Buckhead Forest leaders think their neighborhood contains enough history for inclusion on the National Register of Historic Places and that could be a future roadblock for a local church’s expansion plans.
The neighborhood’s more recent history includes battles with Peachtree Presbyterian Church and Peachtree Road United Methodist Church over their increasing need for space.
On March 18, the Georgia Department of Natural Resources informed the Buckhead Forest Civic Association that the neighborhood’s nomination for the National Register would be submitted to the National Register Review Board.

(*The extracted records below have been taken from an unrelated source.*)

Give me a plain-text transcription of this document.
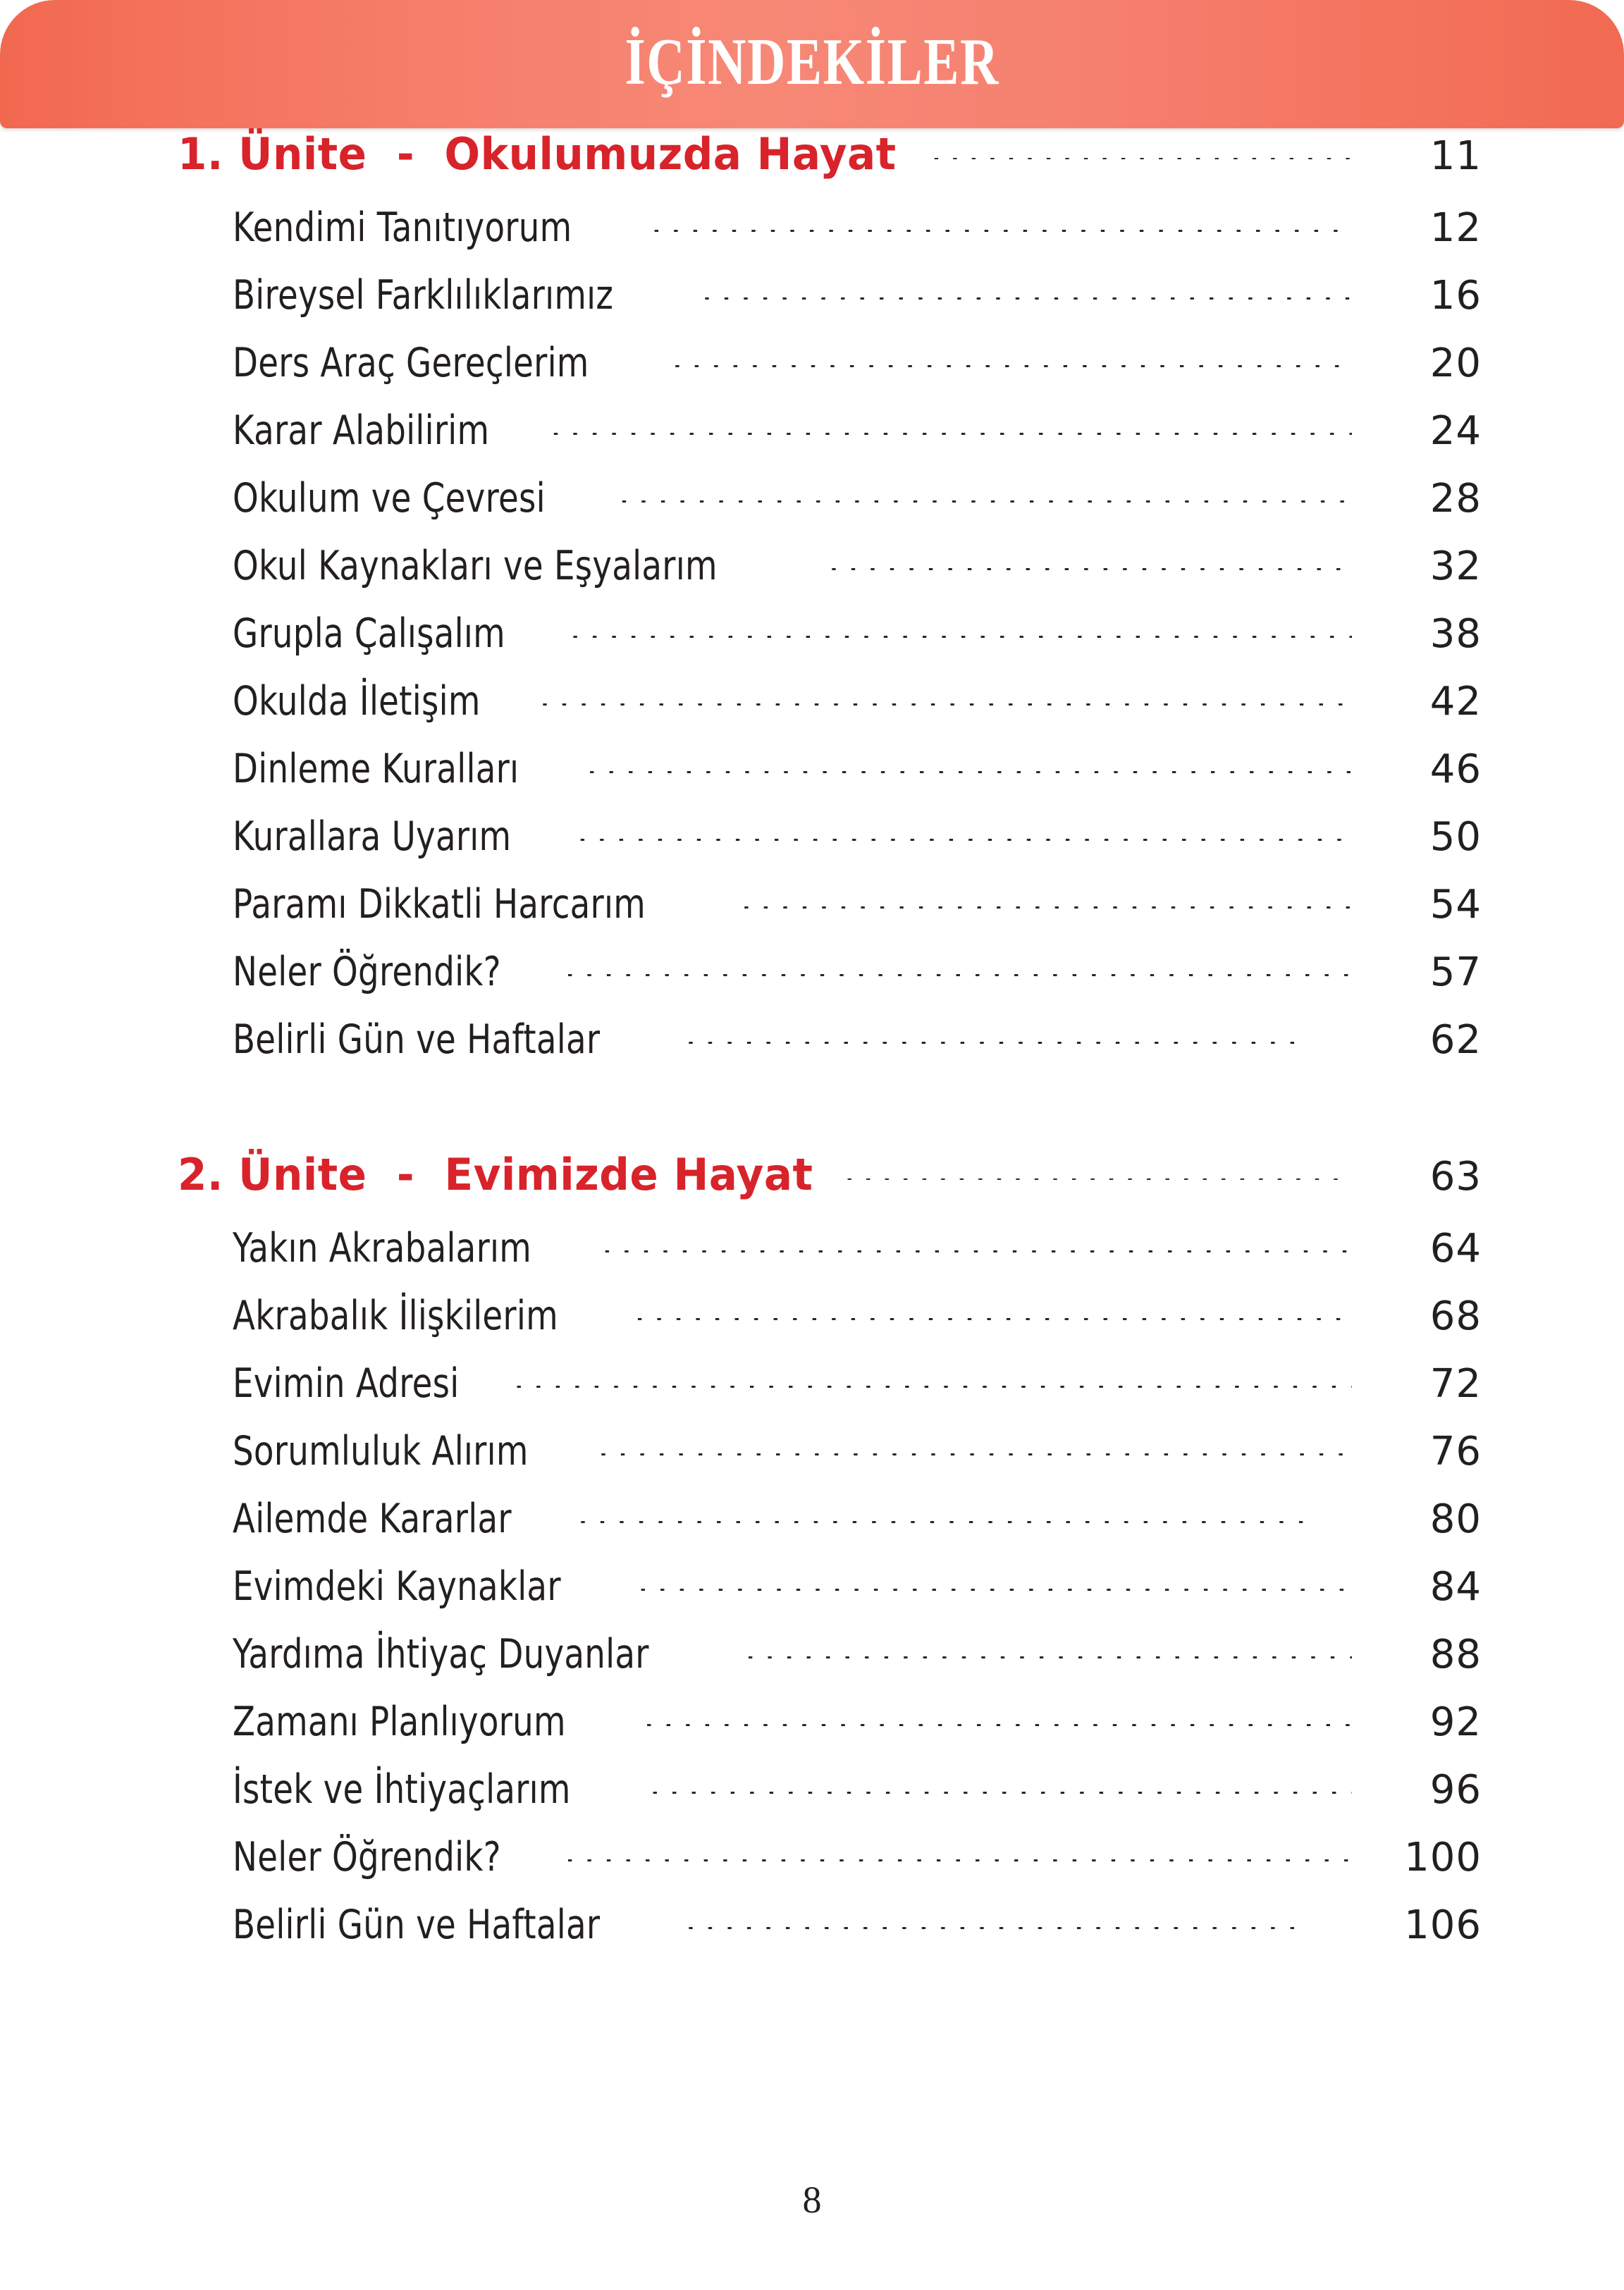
İÇİNDEKİLER
1. Ünite  -  Okulumuzda Hayat .....	11
Kendimi Tanıtıyorum .....	12
Bireysel Farklılıklarımız .....	16
Ders Araç Gereçlerim .....	20
Karar Alabilirim .....	24
Okulum ve Çevresi .....	28
Okul Kaynakları ve Eşyalarım .....	32
Grupla Çalışalım .....	38
Okulda İletişim .....	42
Dinleme Kuralları .....	46
Kurallara Uyarım .....	50
Paramı Dikkatli Harcarım .....	54
Neler Öğrendik? .....	57
Belirli Gün ve Haftalar .....	62
2. Ünite  -  Evimizde Hayat .....	63
Yakın Akrabalarım .....	64
Akrabalık İlişkilerim .....	68
Evimin Adresi .....	72
Sorumluluk Alırım .....	76
Ailemde Kararlar .....	80
Evimdeki Kaynaklar .....	84
Yardıma İhtiyaç Duyanlar .....	88
Zamanı Planlıyorum .....	92
İstek ve İhtiyaçlarım .....	96
Neler Öğrendik? .....	100
Belirli Gün ve Haftalar .....	106
8
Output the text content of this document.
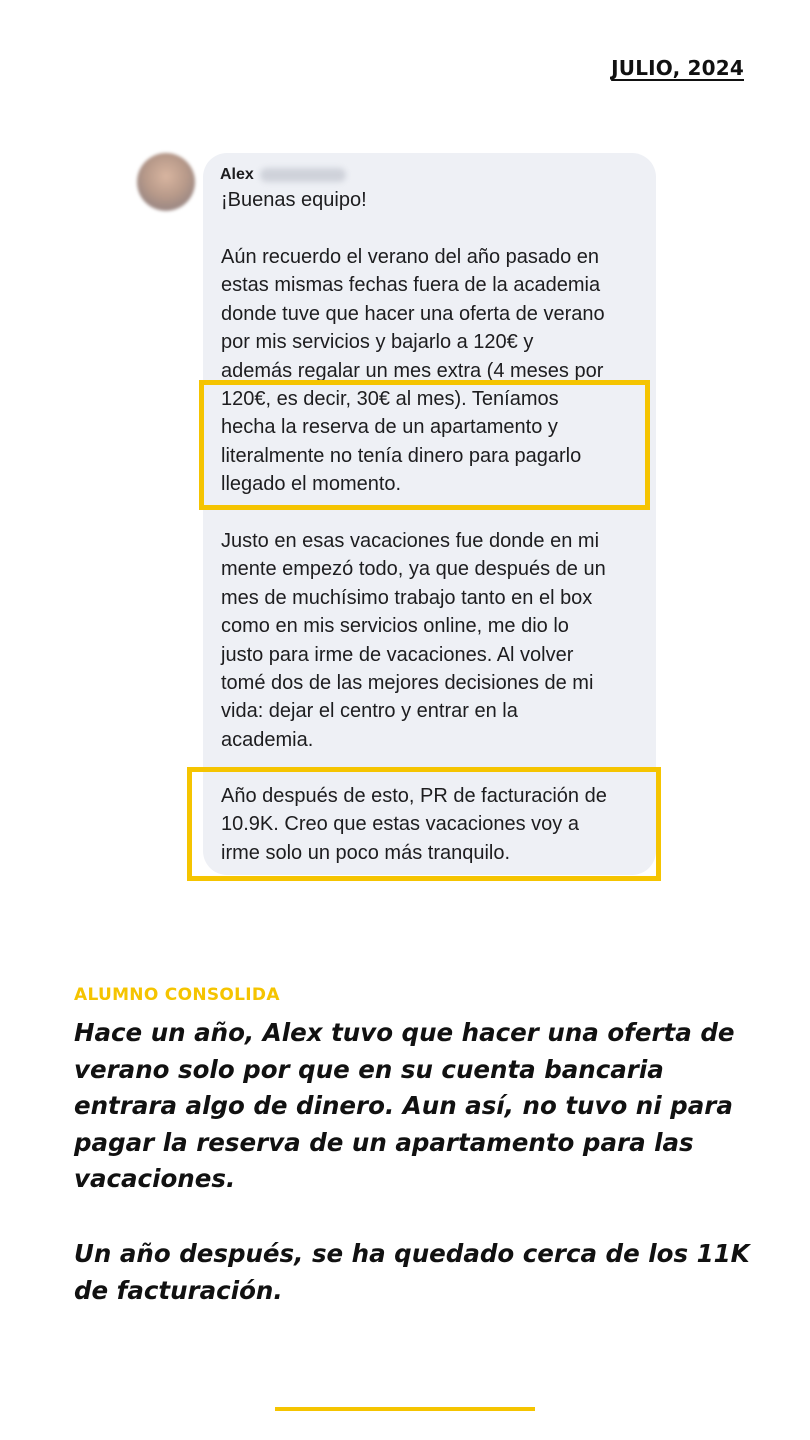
JULIO, 2024
Alex

¡Buenas equipo!

Aún recuerdo el verano del año pasado en
estas mismas fechas fuera de la academia
donde tuve que hacer una oferta de verano
por mis servicios y bajarlo a 120€ y
además regalar un mes extra (4 meses por
120€, es decir, 30€ al mes). Teníamos
hecha la reserva de un apartamento y
literalmente no tenía dinero para pagarlo
llegado el momento.

Justo en esas vacaciones fue donde en mi
mente empezó todo, ya que después de un
mes de muchísimo trabajo tanto en el box
como en mis servicios online, me dio lo
justo para irme de vacaciones. Al volver
tomé dos de las mejores decisiones de mi
vida: dejar el centro y entrar en la
academia.

Año después de esto, PR de facturación de
10.9K. Creo que estas vacaciones voy a
irme solo un poco más tranquilo.

ALUMNO CONSOLIDA

Hace un año, Alex tuvo que hacer una oferta de verano solo por que en su cuenta bancaria entrara algo de dinero. Aun así, no tuvo ni para pagar la reserva de un apartamento para las vacaciones.

Un año después, se ha quedado cerca de los 11K de facturación.
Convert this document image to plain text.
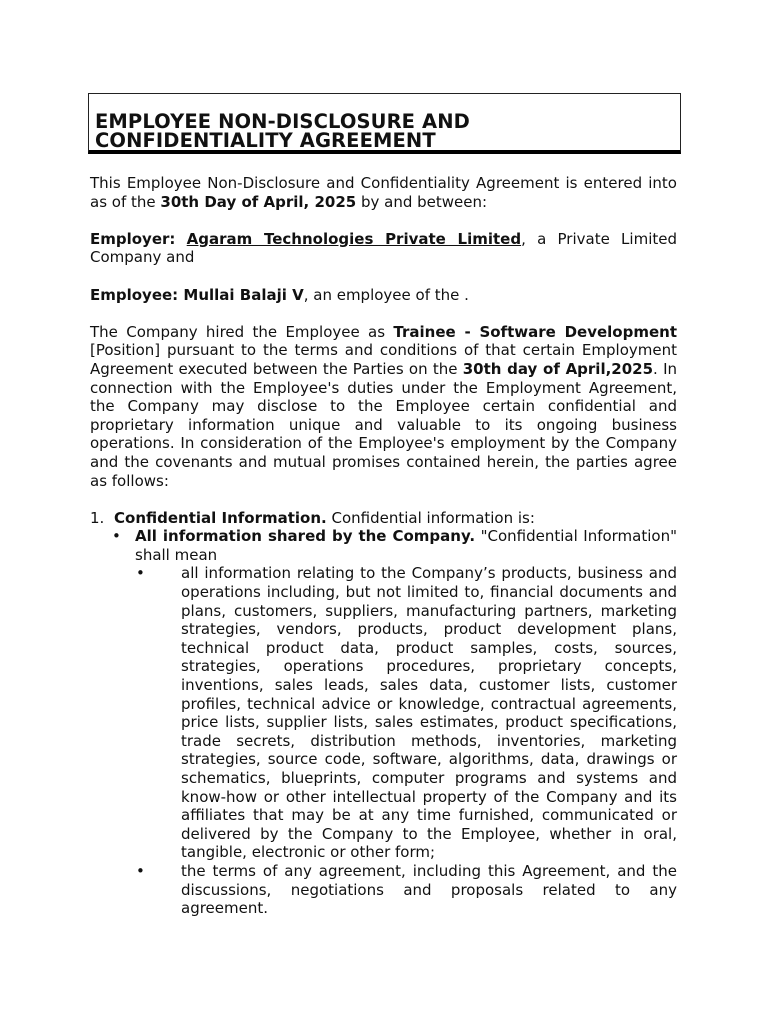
EMPLOYEE NON-DISCLOSURE AND
CONFIDENTIALITY AGREEMENT

This Employee Non-Disclosure and Confidentiality Agreement is entered into as of the 30th Day of April, 2025 by and between:

Employer: Agaram Technologies Private Limited, a Private Limited Company and

Employee: Mullai Balaji V, an employee of the .

The Company hired the Employee as Trainee - Software Development [Position] pursuant to the terms and conditions of that certain Employment Agreement executed between the Parties on the 30th day of April,2025. In connection with the Employee's duties under the Employment Agreement, the Company may disclose to the Employee certain confidential and proprietary information unique and valuable to its ongoing business operations. In consideration of the Employee's employment by the Company and the covenants and mutual promises contained herein, the parties agree as follows:

1. Confidential Information. Confidential information is:

• All information shared by the Company. "Confidential Information" shall mean

• all information relating to the Company’s products, business and operations including, but not limited to, financial documents and plans, customers, suppliers, manufacturing partners, marketing strategies, vendors, products, product development plans, technical product data, product samples, costs, sources, strategies, operations procedures, proprietary concepts, inventions, sales leads, sales data, customer lists, customer profiles, technical advice or knowledge, contractual agreements, price lists, supplier lists, sales estimates, product specifications, trade secrets, distribution methods, inventories, marketing strategies, source code, software, algorithms, data, drawings or schematics, blueprints, computer programs and systems and know-how or other intellectual property of the Company and its affiliates that may be at any time furnished, communicated or delivered by the Company to the Employee, whether in oral, tangible, electronic or other form;

• the terms of any agreement, including this Agreement, and the discussions, negotiations and proposals related to any agreement.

Inclusion on the National Register would put more restrictions on the Methodist church’s movements, Civic Association President Kim Kahwach said. The neighborhood is currently trying to resolve differences with the church over its plans to construct a 50,000-square-foot, three-story youth center.
“If these homes are part of a historic designation, you need to have a really good case for demolishing them,” Kahwach said. “I’m just not convinced that they need it that badly.”
Peachtree Road UMC Rev. Bill Britt said his church is continuing to work through its differences with the residents. The major concern among residents is the church expanding its footprint into the neighborhood.
Peachtree Road UMC owns four houses in Buckhead Forest, Britt said. Britt said the church intends to demolish two homes on Mathieson Drive Northeast and would maintain two homes on West Shadowlawn Avenue as residences for church staff.
“We have no interest in going further into the neighborhood,” Britt said. “That is not even a possibility for us right now.”
Britt’s overtures to the neighborhood haven’t swayed many from the belief that city approval of the project will allow the church to continue purchasing and bulldozing homes.
Katy Bryant lives in Buckhead Forest and her home on West Shadowlawn backs up to the site of the proposed youth center. She’s a veteran of zoning wars with Peachtree Road United Methodist and Peachtree Presbyterian. Bryant said she has been called the neighborhood’s “chief pugilist.”
She knows zoning and has achieved workable compromises with the churches in the past. Bryant showed off the end of Alberta Terrace, which backs up to a parking deck owned by Peachtree Presbyterian. It’s out of the way and, more importantly, out of sight of the neighborhood.
Bryant said the neighborhood isn’t opposed to development but wants to find the best compromise “to support reasonable, responsible development.”
“Churches are developers,” Bryant said. “Churches, they have a use that we have a little more of a warm feeling about. It’s all about dollars, keeping your congregation going.”
Church expansions pose a range of problems for neighborhoods beyond appearance and traffic, Bryant said. When a church builds a parking lot, it creates an impervious surface that pushes more rainwater through the neighborhood.
Buckhead Forest has 13 creeks, and flooding is an ongoing concern.
“It’s like this little ecosystem,” said Amy Halford, vice president of the Buckhead Forest Civic Association.
Peachtree Road UMC is in the process of obtaining a Special Use Permit for the youth center. Britt said the church still in the midst of going through the city’s zoning process.
Bryant said the church is trying to use the special use permit process to expand its zoning, Special Public Interest-9, beyond its current footprint “and circumvent the requirements of SPI-9.”
Neighbors continue to push back against the church’s plans. Recently residents began planting signs around the neighborhood that warn against Peachtree Road UMC’s “encroachment in our neighborhood.”
Britt declined to comment about the signs.